Some analysts are cynical about the apparent mismatch between spending and outcomes in what’s disparagingly called ‘the cancer industry’. How can cancer be the second leading cause of death globally, responsible for an estimated 9.6 million deaths in 2018, when a single institution (the US National Institutes of Health, NIH) spent US$24.4 billion on cancer research in the past four years, not to mention outlays by so many other funders?
As the graph in one of our articles shows, researchers are nudging the dial on some types of cancer more than others.

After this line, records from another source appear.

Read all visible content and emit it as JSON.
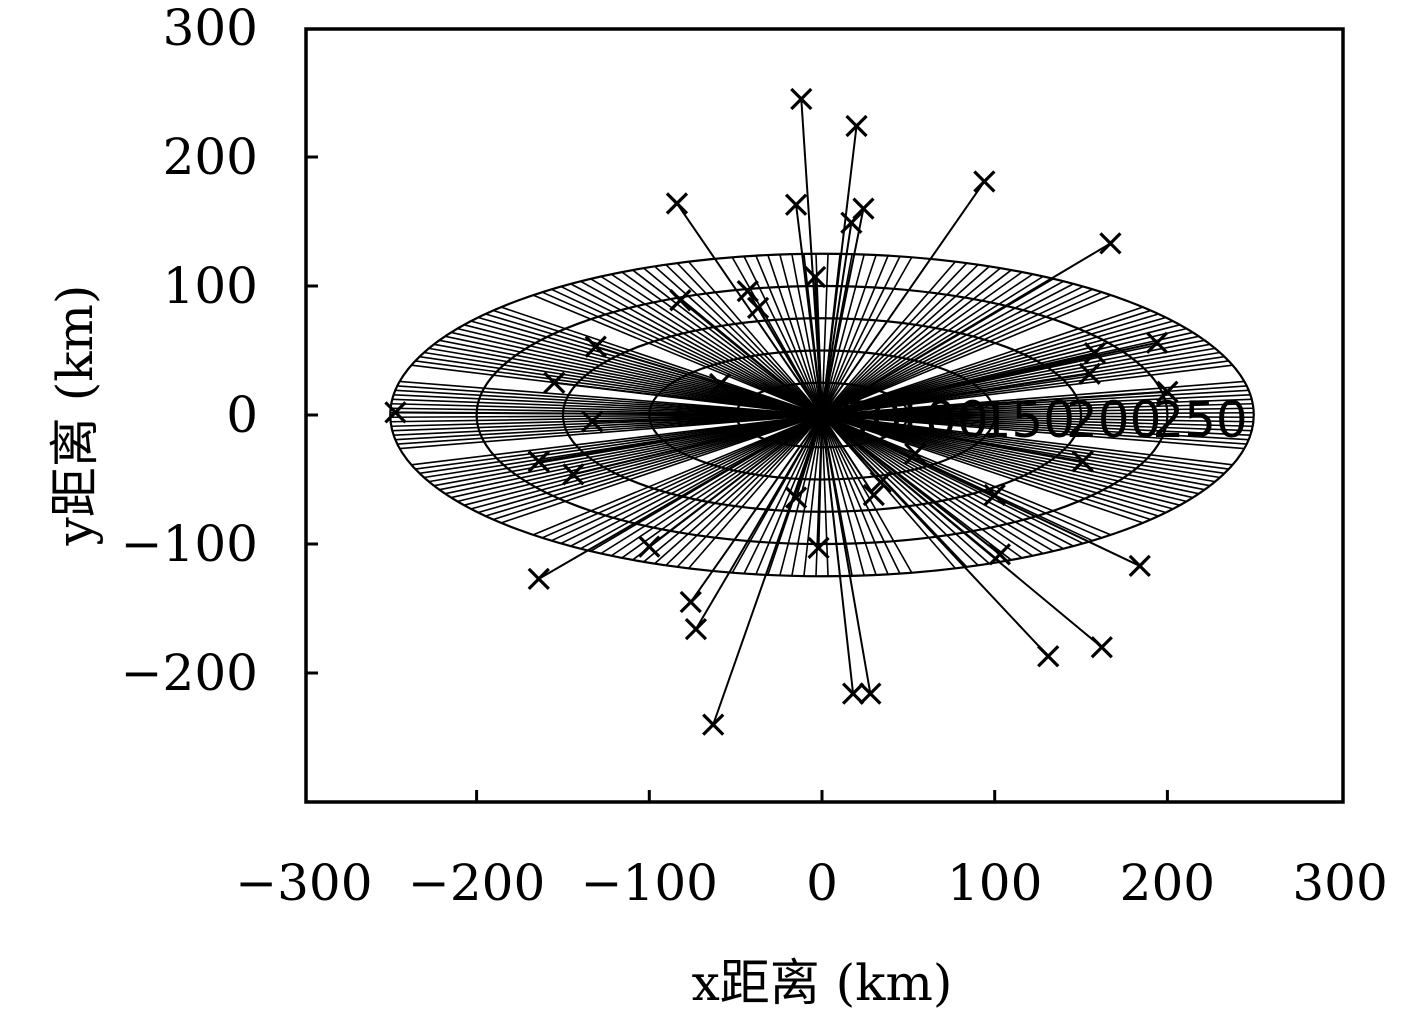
{
  "chart_data": {
    "type": "scatter",
    "xlabel": "x距离 (km)",
    "ylabel": "y距离 (km)",
    "xlim": [
      -300,
      300
    ],
    "ylim": [
      -300,
      300
    ],
    "x_ticks": [
      "−300",
      "−200",
      "−100",
      "0",
      "100",
      "200",
      "300"
    ],
    "y_ticks": [
      "300",
      "200",
      "100",
      "0",
      "−100",
      "−200"
    ],
    "grid": false,
    "polar_grid": {
      "ring_radii": [
        50,
        100,
        150,
        200,
        250
      ],
      "ring_labels": [
        "50",
        "100",
        "150",
        "200",
        "250"
      ],
      "ellipse_y_scale": 0.5,
      "shaded_sector_centers_deg": [
        0,
        30,
        60,
        90,
        120,
        150,
        180,
        210,
        240,
        270,
        300,
        330
      ],
      "sector_half_width_deg": 12,
      "rays_per_sector": 16
    },
    "stations": [
      {
        "x": -247,
        "y": 2
      },
      {
        "x": -164,
        "y": -36
      },
      {
        "x": -164,
        "y": -127
      },
      {
        "x": -155,
        "y": 25
      },
      {
        "x": -144,
        "y": -46
      },
      {
        "x": -133,
        "y": -5
      },
      {
        "x": -131,
        "y": 53
      },
      {
        "x": -100,
        "y": -102
      },
      {
        "x": -84,
        "y": 164
      },
      {
        "x": -82,
        "y": 89
      },
      {
        "x": -76,
        "y": -145
      },
      {
        "x": -73,
        "y": -166
      },
      {
        "x": -63,
        "y": -240
      },
      {
        "x": -59,
        "y": 24
      },
      {
        "x": -43,
        "y": 96
      },
      {
        "x": -37,
        "y": 83
      },
      {
        "x": -15,
        "y": -64
      },
      {
        "x": -15,
        "y": 163
      },
      {
        "x": -12,
        "y": 245
      },
      {
        "x": -4,
        "y": 107
      },
      {
        "x": -2,
        "y": -103
      },
      {
        "x": 17,
        "y": 149
      },
      {
        "x": 18,
        "y": -216
      },
      {
        "x": 20,
        "y": 224
      },
      {
        "x": 24,
        "y": 160
      },
      {
        "x": 28,
        "y": -216
      },
      {
        "x": 30,
        "y": -62
      },
      {
        "x": 34,
        "y": -52
      },
      {
        "x": 54,
        "y": -30
      },
      {
        "x": 94,
        "y": 181
      },
      {
        "x": 100,
        "y": -62
      },
      {
        "x": 103,
        "y": -108
      },
      {
        "x": 131,
        "y": -187
      },
      {
        "x": 151,
        "y": -36
      },
      {
        "x": 155,
        "y": 32
      },
      {
        "x": 158,
        "y": 48
      },
      {
        "x": 162,
        "y": -180
      },
      {
        "x": 167,
        "y": 133
      },
      {
        "x": 184,
        "y": -117
      },
      {
        "x": 194,
        "y": 56
      },
      {
        "x": 200,
        "y": 18
      }
    ]
  }
}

This Nature Index supplement focuses on three — cervical, prostate and melanoma — as a lens through which to view the kinds of preventions and treatments that are lengthening survival rates, at least in high-income countries.
Dimensions data provide interesting comparisons on value for money. As a rough indication, looking at the top ten funders’ total grants for cancer research from 2010 to 2019 beside their cancer research publications over the same period, the average for the National Natural Science Foundation of China is US$21,902 per publication. By contrast, for the US National Cancer Institute, part of the NIH and the world’s biggest funder of cancer research, it is US$129,624 per article.
The above analysis is blind to article quality. For that, the indicator is publication in the 82 high-quality journals selected by experts for inclusion in the Nature Index, which, it should be noted, does not include clinical sciences journals. In cancer, as in every other field, China’s rise is striking. Its cancer research in the Nature Index rose by an estimated 114.9% from 2015 to 2019, according to our key metric, Share, a fractional count of the proportion of the country’s affiliated authors on each article. The number of cancer research articles published in Nature Index journals, identified through a search using Dimensions, grew by 25.8% over the same period, more than four times the growth for articles overall. One reason that cancer outcomes seem not to be improving in line with research output is that improved treatments have not been accessible to all, as our stories about cervical and prostate cancer explain. Therapies, let alone the latest treatments, may be out of reach in the low- and middle-income countries where 70% of global cancer deaths occur. That’s not a problem science alone can solve.